As I said in last week’s blog, forgiveness is a simple concept to understand mentally but it is not always an easy thing to do. In the course of life, we usually do what works for us – what we know to do or what has been taught to us. What’s “working for us” can have long-term negative effects. I gave little thought to how unforgiveness was affecting my relationship with God and others, or how it was ultimately affecting me. Becoming aware of the change in my closeness with the Lord opened the door for Him to reveal what was in my heart. I began to see how my relationship with the Father depended on my desire to seek Him and obey Him.

Let’s get back to the story of what was, for me, God’s lesson on forgiveness. The hurt and pain I felt about the wrong done, whether perceived or real, was still sealed in my heart. It was not only still there, but the longer I kept the resentment (not forgiving the offense) the more unforgiveness it was producing. Forrest Gump’s term would be “stupid is as stupid does.” In Proverbs 23:7, we read, “For as he thinks in his heart, so is he.” (NKJV). What we dwell upon in our thoughts only reinforces either good or bad results. Therefore, unforgiveness can only produce more unforgiveness.
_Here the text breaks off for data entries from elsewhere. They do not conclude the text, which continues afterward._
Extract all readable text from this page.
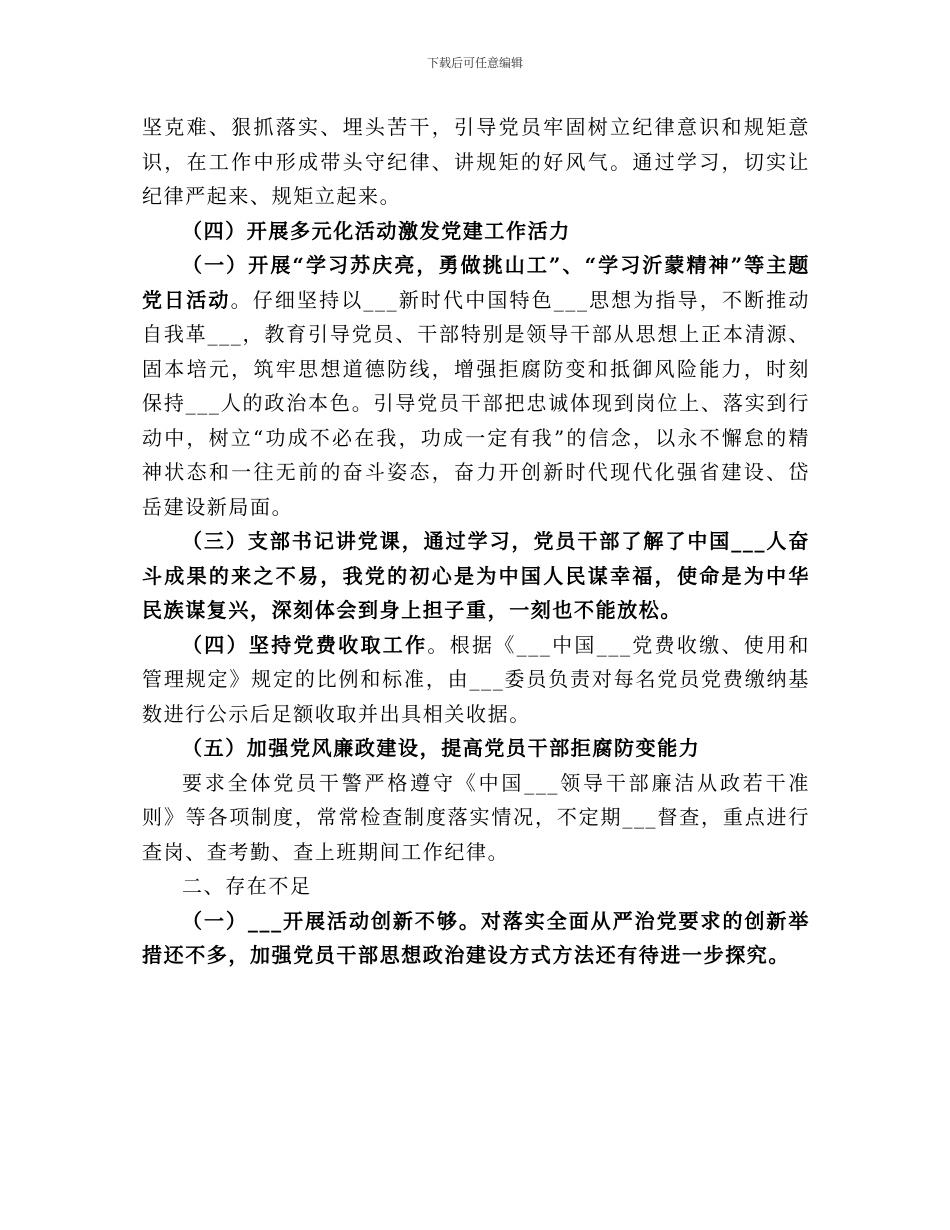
下载后可任意编辑

坚克难、狠抓落实、埋头苦干，引导党员牢固树立纪律意识和规矩意识，在工作中形成带头守纪律、讲规矩的好风气。通过学习，切实让纪律严起来、规矩立起来。

（四）开展多元化活动激发党建工作活力

（一）开展“学习苏庆亮，勇做挑山工”、“学习沂蒙精神”等主题党日活动。仔细坚持以___新时代中国特色___思想为指导，不断推动自我革___，教育引导党员、干部特别是领导干部从思想上正本清源、固本培元，筑牢思想道德防线，增强拒腐防变和抵御风险能力，时刻保持___人的政治本色。引导党员干部把忠诚体现到岗位上、落实到行动中，树立“功成不必在我，功成一定有我”的信念，以永不懈怠的精神状态和一往无前的奋斗姿态，奋力开创新时代现代化强省建设、岱岳建设新局面。

（三）支部书记讲党课，通过学习，党员干部了解了中国___人奋斗成果的来之不易，我党的初心是为中国人民谋幸福，使命是为中华民族谋复兴，深刻体会到身上担子重，一刻也不能放松。

（四）坚持党费收取工作。根据《___中国___党费收缴、使用和管理规定》规定的比例和标准，由___委员负责对每名党员党费缴纳基数进行公示后足额收取并出具相关收据。

（五）加强党风廉政建设，提高党员干部拒腐防变能力

要求全体党员干警严格遵守《中国___领导干部廉洁从政若干准则》等各项制度，常常检查制度落实情况，不定期___督查，重点进行查岗、查考勤、查上班期间工作纪律。

二、存在不足

（一）___开展活动创新不够。对落实全面从严治党要求的创新举措还不多，加强党员干部思想政治建设方式方法还有待进一步探究。
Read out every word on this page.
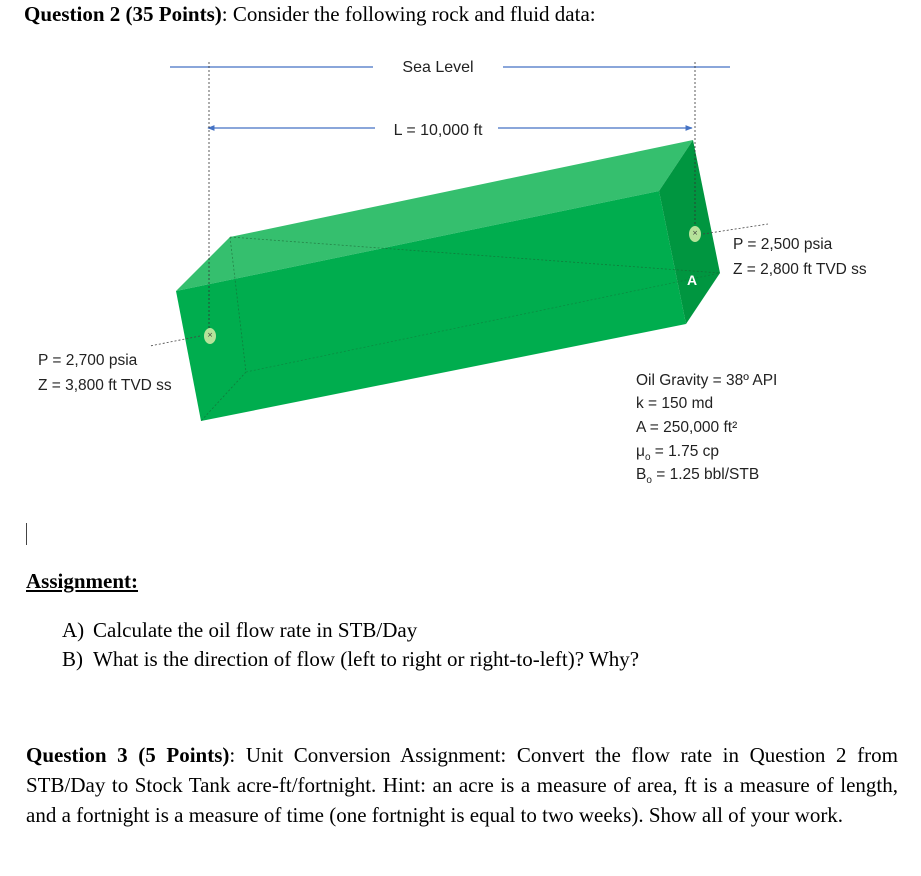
Question 2 (35 Points): Consider the following rock and fluid data:
Sea Level
L = 10,000 ft
×
×
A
P = 2,500 psia
Z = 2,800 ft TVD ss
P = 2,700 psia
Z = 3,800 ft TVD ss	Oil Gravity = 38º API
k = 150 md
A = 250,000 ft²
$\mu_o = 1.75$ cp
$B_o = 1.25$ bbl/STB
Assignment:
A) Calculate the oil flow rate in STB/Day
B) What is the direction of flow (left to right or right-to-left)? Why?
Question 3 (5 Points): Unit Conversion Assignment: Convert the flow rate in Question 2 from STB/Day to Stock Tank acre-ft/fortnight. Hint: an acre is a measure of area, ft is a measure of length, and a fortnight is a measure of time (one fortnight is equal to two weeks). Show all of your work.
Sometimes when your hand is caught in the cookie jar, you really are not sorry you are taking the cookie; you are just sorry you got caught. This describes exactly how I felt when the Lord revealed that I was angry and had unforgiveness in my heart. In view of the scriptures being so plain, I knew that, as a Christian, I should forgive this man. My feelings hadn’t changed toward the person. I was still mad and hurt. At that point, I told God I was sorry in a real “alright, I will forgive him if that is what you want me to do, Lord,” kind of way. I felt pretty special and just knew God was proud of my spirituality at this point. What was surprising to me was that I felt such a release of pressure just because I chose to forgive.

I knew my closeness with God would be restored and I was a happy camper. This is when the lesson actually began. Forgiveness is not just saying “okay, I forgive this person.” It is forgiving, yes, but it is also releasing the offense, the hurt, and the person completely to the Lord.

The Lord wanted me to forgive the person every time his name or the hurt came to my mind. I thought, “Seriously, Father?” Before God exposed my unforgiveness, I didn’t even notice how often my thoughts went to the hurt. When my flesh finally settled down, I said “Alright, I will forgive as often as I think about him or the hurt. “ Immediately, my question to the Lord was, “How long do I have to do this?” His silence was deafening. I thought, surely not “seventy times seven?” (Mt. 18:22).

Forgiveness of others so God will forgive us is, and always will be, one of the main biblical principles for a good life. How badly did I want to live a good life? For me, the next few weeks were difficult, to say the least.